Over the weekend I decided to rename the Actor class to Controller, because that’s what it really is. While doing that, I found some hideous code smell wafting from the server start/scenario start methods. There was a lot of duplicate code, and quite frankly, I’m surprised that a) It actually worked b) I didn’t notice this sooner. Ah the joys of working with a growing codebase. The Scenario classes are gaining some more responsibilities now, including setting up the players with their initial base. It’s a good step forward, although still very invisible :(

Asteroid Outpost Update 2012-04-15

It’s been a while since my last update, and not a whole lot has changed. I’m focusing on smoothing out the multiplayer experience. If you’ve had a chance to try it, you’ve probably noticed many issues including the spaceship jumping around on the client. The core problem is that I’m treating the client like a dumb terminal, and am not doing enough (read: any) simulation on the client to make a smooth experience. Until now, the server was running “the game”, and telling the client what’s going on. Whenever the client wanted to do something, it needed to ask the server to do it and only then would the server tell the client to do it. Ping time could cause some real grief with that system. Most of the issues were quite straight forward to fix, I just removed the if(isServer) checks around many of the “server only” code blocks to let the client do some simulation of the server’s state. This does however, give rise to a slightly new way of thinking about what the information that my network packets should transfer. Instead of transferring raw data related to state changes, I should convey commands and trust the client to do a reasonable simulation of that command. I’m sure there will have to be a combination of the two, so that when commands are sent, it also sends some of the raw state data involved with the command, like when an AI ship picks a target, it could be useful to also send where the ship was when it picked the target so that the client can adjust its world view. The game will still run on the server like before, but now the client will make certain assumptions about what the server is doing. My hope is that in a hack-free environment, the client will be right almost all of the time. There’s no reason the client shouldn’t be right unless an other player interferes and causes the client’s view of the world to be altered, and there’s very little that could cause that. I’m going through and figuring out all of the cases where the client could be wrong and making sure that the server sends an appropriate message to correct the situation.

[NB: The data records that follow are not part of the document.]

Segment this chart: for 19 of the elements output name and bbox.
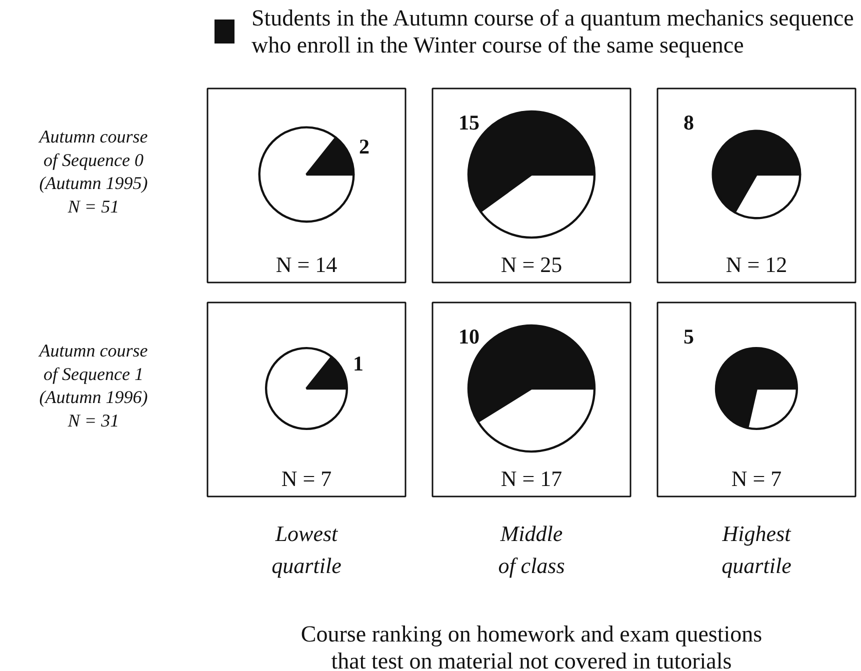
- data-label: 2: [359, 134, 370, 159]
- data-label: 15: [458, 110, 480, 134]
- text: Lowest quartile: [272, 521, 342, 578]
- data-label: 8: [684, 110, 694, 134]
- text: Autumn course of Sequence 0 (Autumn 1995) N = 51: [38, 126, 148, 217]
- data-label: 10: [458, 324, 480, 348]
- text: N = 7: [281, 466, 332, 491]
- text: Highest quartile: [721, 521, 792, 578]
- text: N = 7: [731, 466, 782, 491]
- text: Course ranking on homework and exam questions that test on material not covered in tutorials: [300, 622, 762, 671]
- text: N = 25: [500, 252, 562, 277]
- data-label: 5: [684, 324, 694, 348]
- data-label: 1: [352, 352, 364, 376]
- legend-label: Students in the Autumn course of a quantum mechanics sequence who enroll in the Winter course of the same sequence: [252, 6, 854, 58]
- text: N = 14: [276, 252, 338, 277]
- text: N = 12: [726, 252, 788, 277]
- text: Autumn course of Sequence 1 (Autumn 1996) N = 31: [38, 340, 148, 431]
- text: N = 17: [500, 466, 562, 491]
- text: Middle of class: [498, 521, 565, 578]
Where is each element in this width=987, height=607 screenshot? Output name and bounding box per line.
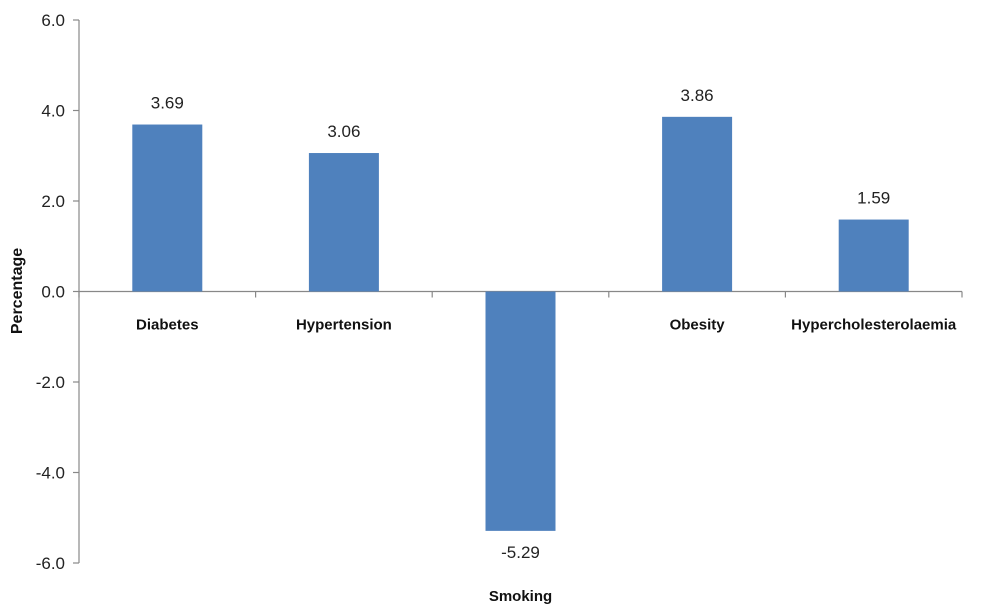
bar-hypertension	[308, 153, 379, 292]
category-label: Hypertension	[296, 317, 392, 334]
data-label: 3.69	[151, 94, 184, 113]
category-label: Diabetes	[136, 317, 199, 334]
y-axis-title: Percentage	[9, 248, 26, 334]
bar-obesity	[662, 116, 733, 292]
data-label: 1.59	[857, 189, 890, 208]
y-tick-label: 0.0	[41, 283, 65, 302]
category-label: Smoking	[489, 588, 552, 605]
y-tick-label: -4.0	[36, 464, 65, 483]
y-tick-label: -2.0	[36, 373, 65, 392]
bar-diabetes	[132, 124, 203, 292]
y-tick-label: -6.0	[36, 554, 65, 573]
category-label: Obesity	[670, 317, 726, 334]
y-tick-label: 6.0	[41, 11, 65, 30]
category-label: Hypercholesterolaemia	[791, 317, 957, 334]
y-axis: 6.0 4.0 2.0 0.0 -2.0 -4.0 -6.0	[36, 11, 80, 573]
bar-smoking	[485, 291, 556, 531]
data-label: 3.86	[681, 86, 714, 105]
data-labels: 3.69 3.06 -5.29 3.86 1.59	[151, 86, 890, 562]
bars	[132, 116, 909, 531]
y-tick-label: 2.0	[41, 192, 65, 211]
category-labels: Diabetes Hypertension Smoking Obesity Hyperc…	[136, 317, 957, 606]
data-label: -5.29	[501, 543, 540, 562]
bar-hypercholesterolaemia	[838, 219, 909, 292]
y-tick-label: 4.0	[41, 102, 65, 121]
data-label: 3.06	[327, 122, 360, 141]
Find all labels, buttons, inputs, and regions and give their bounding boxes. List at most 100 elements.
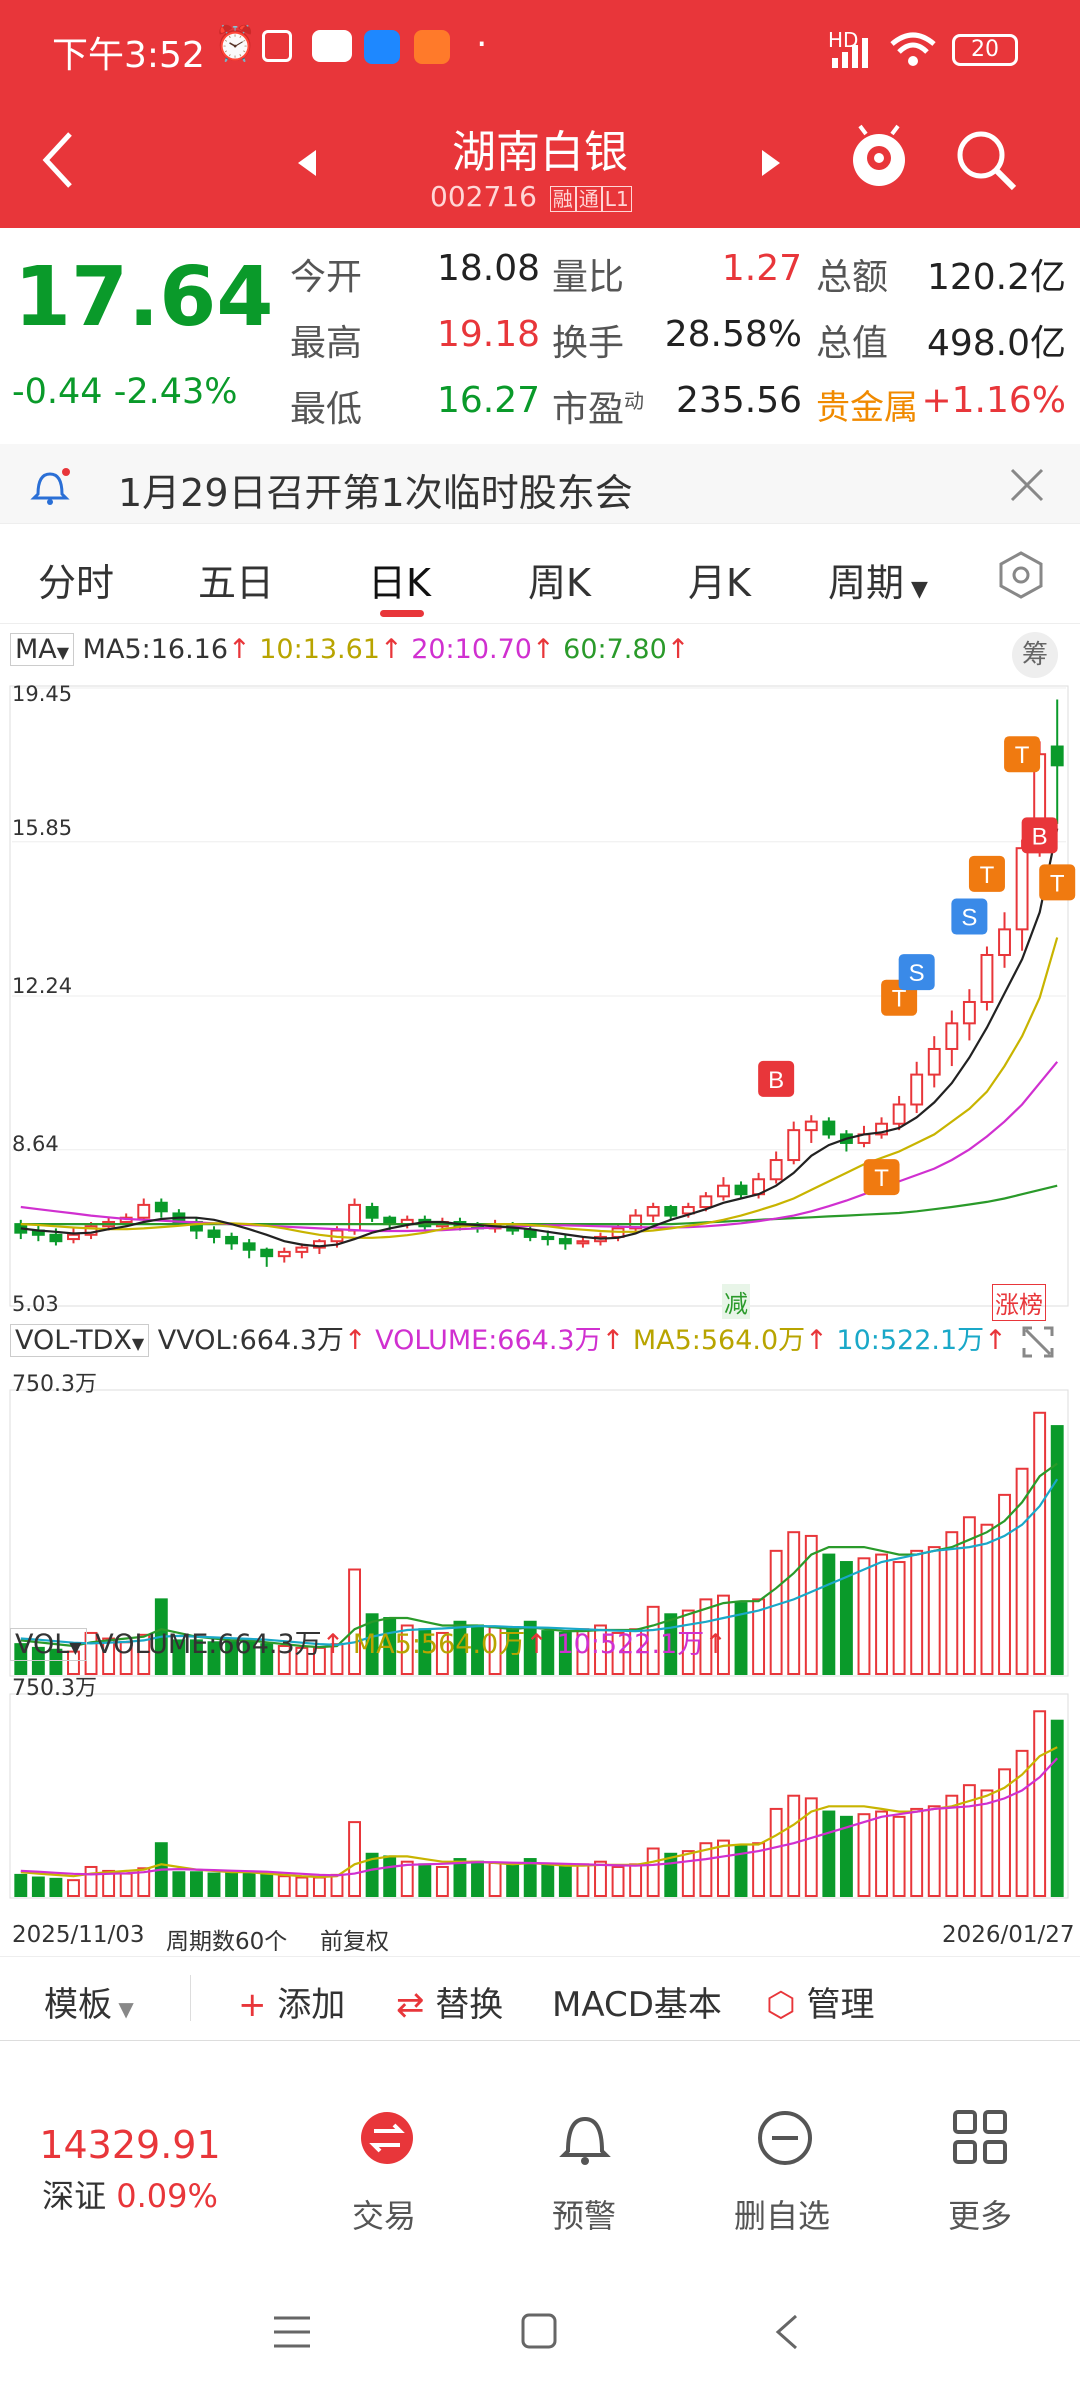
tab-intraday[interactable]: 分时	[38, 561, 115, 605]
trade-label[interactable]: 交易	[352, 2197, 417, 2235]
ma10-value: 10:13.61	[259, 634, 380, 665]
sector-label[interactable]: 贵金属	[816, 388, 918, 428]
chevron-down-icon: ▼	[56, 643, 70, 662]
candle-body	[207, 1229, 221, 1238]
turnover-amount-label: 总额	[816, 257, 889, 298]
kline-chart-area[interactable]: MA▼ MA5:16.16↑ 10:13.61↑ 20:10.70↑ 60:7.…	[0, 624, 1080, 1955]
ma-indicator-select[interactable]: MA▼	[10, 633, 75, 666]
vol-volume-bar	[892, 1815, 906, 1897]
tab-monthly-k[interactable]: 月K	[688, 561, 751, 605]
signal-icon	[832, 38, 868, 68]
vol-volume-bar	[998, 1768, 1011, 1898]
tab-five-day[interactable]: 五日	[198, 561, 275, 605]
vol-tdx-select[interactable]: VOL-TDX▼	[10, 1324, 150, 1357]
candle-body	[260, 1248, 274, 1258]
grid-more-icon[interactable]	[952, 2109, 1008, 2165]
search-icon[interactable]	[954, 128, 1018, 192]
vol-tdx-volume-bar	[646, 1605, 660, 1675]
vol-volume-bar	[260, 1873, 274, 1897]
tab-daily-k[interactable]: 日K	[368, 561, 431, 605]
template-button[interactable]: 模板 ▼	[44, 1977, 134, 2026]
limit-up-list-marker[interactable]: 涨榜	[992, 1284, 1046, 1321]
prev-stock-icon[interactable]	[296, 148, 320, 178]
vol-select[interactable]: VOL▼	[10, 1628, 87, 1661]
back-nav-icon[interactable]	[772, 2312, 800, 2352]
trade-signal-label: T	[874, 1165, 889, 1192]
vol-max-label: 750.3万	[12, 1676, 97, 1701]
menu-icon[interactable]	[272, 2314, 312, 2350]
manage-indicator-button[interactable]: ⬡ 管理	[766, 1977, 875, 2026]
add-indicator-button[interactable]: + 添加	[238, 1977, 345, 2026]
stock-code: 002716 融通 L1	[430, 180, 632, 213]
trade-signal-label: B	[1032, 823, 1048, 850]
ai-robot-icon[interactable]	[848, 124, 910, 198]
candle-body	[1015, 847, 1029, 931]
vol-volume-bar	[734, 1844, 748, 1898]
trade-signal-label: T	[892, 986, 907, 1013]
vol-volume-bar	[242, 1871, 256, 1898]
vol-tdx-volume-bar	[558, 1631, 572, 1676]
ma-indicator-label: MA	[15, 634, 57, 665]
candle-body	[892, 1103, 906, 1125]
expand-icon[interactable]	[1020, 1324, 1056, 1360]
vol-volume-bar	[839, 1815, 853, 1897]
vol-volume-bar	[629, 1863, 643, 1897]
ma60-value: 60:7.80	[563, 634, 667, 665]
settings-hex-icon[interactable]	[996, 550, 1046, 600]
reduce-holding-marker[interactable]: 减	[722, 1284, 750, 1319]
vol-ma10-arrow: ↑	[704, 1629, 727, 1660]
plus-icon: +	[238, 1985, 278, 2025]
vol-volume-bar	[383, 1855, 397, 1898]
vol-volume-bar	[664, 1852, 678, 1897]
vol-tdx-max-label: 750.3万	[12, 1372, 97, 1397]
adjust-mode-label: 前复权	[320, 1929, 389, 1955]
macd-basic-button[interactable]: MACD基本	[552, 1985, 722, 2025]
home-icon[interactable]	[520, 2312, 558, 2350]
chip-distribution-button[interactable]: 筹	[1012, 632, 1058, 678]
trade-signal-marker	[968, 855, 1005, 892]
back-icon[interactable]	[38, 130, 78, 190]
remove-watchlist-icon[interactable]	[756, 2109, 814, 2167]
tab-weekly-k[interactable]: 周K	[528, 561, 591, 605]
trade-signal-label: T	[980, 862, 995, 889]
app-notification-icon	[262, 30, 292, 62]
stock-title: 湖南白银	[452, 127, 628, 178]
candle-body	[523, 1229, 537, 1238]
ma5-arrow: ↑	[228, 634, 251, 665]
vol-tdx-volume-bar	[892, 1561, 906, 1676]
index-name: 深证	[42, 2177, 107, 2215]
announcement-bar[interactable]: 1月29日召开第1次临时股东会	[0, 444, 1080, 524]
vol-volume-bar	[576, 1863, 590, 1897]
stock-code-number: 002716	[430, 180, 537, 213]
vol-tdx-ma5-value: MA5:564.0万	[632, 1325, 806, 1356]
vol-tdx-volume-bar	[207, 1641, 221, 1676]
manage-label: 管理	[806, 1985, 875, 2025]
vol-tdx-volume-bar	[804, 1534, 818, 1675]
battery-level: 20	[971, 37, 999, 62]
more-label[interactable]: 更多	[948, 2197, 1013, 2235]
vol-tdx-volume-bar	[998, 1493, 1011, 1675]
close-icon[interactable]	[1010, 468, 1044, 502]
vol-tdx-volume-bar	[822, 1553, 836, 1676]
vol-tdx-volume-bar	[980, 1523, 994, 1675]
tab-period-dropdown[interactable]: 周期 ▼	[828, 552, 928, 607]
remove-watchlist-label[interactable]: 删自选	[734, 2197, 831, 2235]
vol-tdx-volume-bar	[664, 1613, 678, 1675]
vol-volume-bar	[277, 1875, 291, 1897]
alert-label[interactable]: 预警	[552, 2197, 617, 2235]
vol-ma5-arrow: ↑	[525, 1629, 548, 1660]
message-app-icon	[364, 30, 400, 64]
trade-icon[interactable]	[360, 2111, 414, 2165]
vol-volume-bar	[945, 1794, 959, 1897]
next-stock-icon[interactable]	[758, 148, 782, 178]
candle-body	[242, 1242, 256, 1251]
vol-tdx-ma10-arrow: ↑	[984, 1325, 1007, 1356]
vol-tdx-volume-bar	[400, 1624, 414, 1676]
index-ticker[interactable]: 14329.91 深证 0.09%	[30, 2123, 230, 2217]
announcement-text: 1月29日召开第1次临时股东会	[118, 471, 633, 515]
trade-signal-label: S	[961, 905, 977, 932]
replace-indicator-button[interactable]: ⇄ 替换	[396, 1977, 503, 2026]
candle-body	[646, 1206, 660, 1217]
bell-icon[interactable]	[558, 2109, 612, 2167]
vol-tdx-volume-bar	[1015, 1467, 1029, 1676]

Notice that I mention a “hack-free environment”. In a situation where the client is hacking, those changes will be client-side only and they will not affect the server, or the other players. At least for basic hacks. I’m sure if someone wanted to, they could figure out a way to trick the server… somehow, but that’s not work concerning myself with.

Until recently, my game has also had no concept of a unified “game time” between the client and server. So actions would happen when the packet is received, not when it was sent. I always knew I needed to keep track of the “game time”, but until recently there was no real need to spend time on it. No pun intended. I’m going to be working toward this in the coming weeks, and hopefully get mutiplayer to work beautifully. That is the dream. Once multiplayer is working really well, there are a few other things that I’ve been wanting to do. I want a missile launcher, and some particles to go with it. I have an old particle system I wrote for another game that I may pull out of its grave, but it looks awfully simplistic. Maybe it will provide a good starting place though.